33° 37' 7.97'' N 117° 55' 47.45'' W

Adopting Minimalism Without Going to Extremes

Aaron McHugh

I own more than one chair. I have two guitars, four pairs of pants, a couple of bikes and a shelf full of unread books. The Minimalists, two guys who write and speak about shaving down your belongings to the essential few, might not consider me one of their tribe.

However, after watching their Netflix documentary and listening to them on the Robcast, here are a few principles I’ve adopted because of them.

1) Choose your favorites and get rid of the rest.

My closet only has items that I love. Everything else went to Goodwill. We applied this idea to every area of our home our cabinets, my office, and even our Christmas decorations.

2) Reduce consumption.

I pause now every time I make a new purchase and ask, “Is this something I need? Will this add clutter?” My purchasing has significantly reduced as a result of adopting a joy-based belief that less is more.

3) Get rid of the old

I used to stockpile stuff. Three jackets, three pairs of running shoes and backpacks. Now, when I purchase something new, e.g., a pair of running shoes, the old pair is donated the same week to Goodwill. It is important to keep this one-for-one ratio to keep my life clutter free. One comes in, and one goes out.
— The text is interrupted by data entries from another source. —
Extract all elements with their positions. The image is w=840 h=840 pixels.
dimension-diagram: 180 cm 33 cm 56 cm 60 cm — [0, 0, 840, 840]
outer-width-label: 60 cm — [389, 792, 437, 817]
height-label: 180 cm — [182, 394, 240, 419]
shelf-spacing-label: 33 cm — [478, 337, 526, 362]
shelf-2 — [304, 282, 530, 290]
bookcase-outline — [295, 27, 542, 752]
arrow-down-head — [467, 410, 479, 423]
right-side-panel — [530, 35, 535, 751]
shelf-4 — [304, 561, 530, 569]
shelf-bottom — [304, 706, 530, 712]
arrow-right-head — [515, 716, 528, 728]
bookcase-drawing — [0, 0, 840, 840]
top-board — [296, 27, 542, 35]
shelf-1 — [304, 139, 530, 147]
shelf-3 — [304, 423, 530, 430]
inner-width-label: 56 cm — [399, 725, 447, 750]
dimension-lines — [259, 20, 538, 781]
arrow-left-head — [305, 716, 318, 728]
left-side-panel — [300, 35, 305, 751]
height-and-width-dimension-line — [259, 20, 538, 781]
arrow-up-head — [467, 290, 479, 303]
4) Use what I have instead of purchasing “better.”

When version 2.0 comes out, I choose to use what I already own instead of paying for the newest version. My phone, my computer, my car are all outdated when viewed with a 2.0 filter. They all three work great even though they are not the latest models.

5) Repair before replacing

Thule wanted to send me a new backpack instead of fixing my zipper. I chose to find a local suitcase repair shop, spend $35 and fix the zipper that Thule didn’t want to correct. This week I’m sending in my Patagonia shell to their WornWear repair program.

Thule zipper repair for $35 instead of getting a newer model for free. I love my pack and wanted it fixed more than I wanted a brand new model.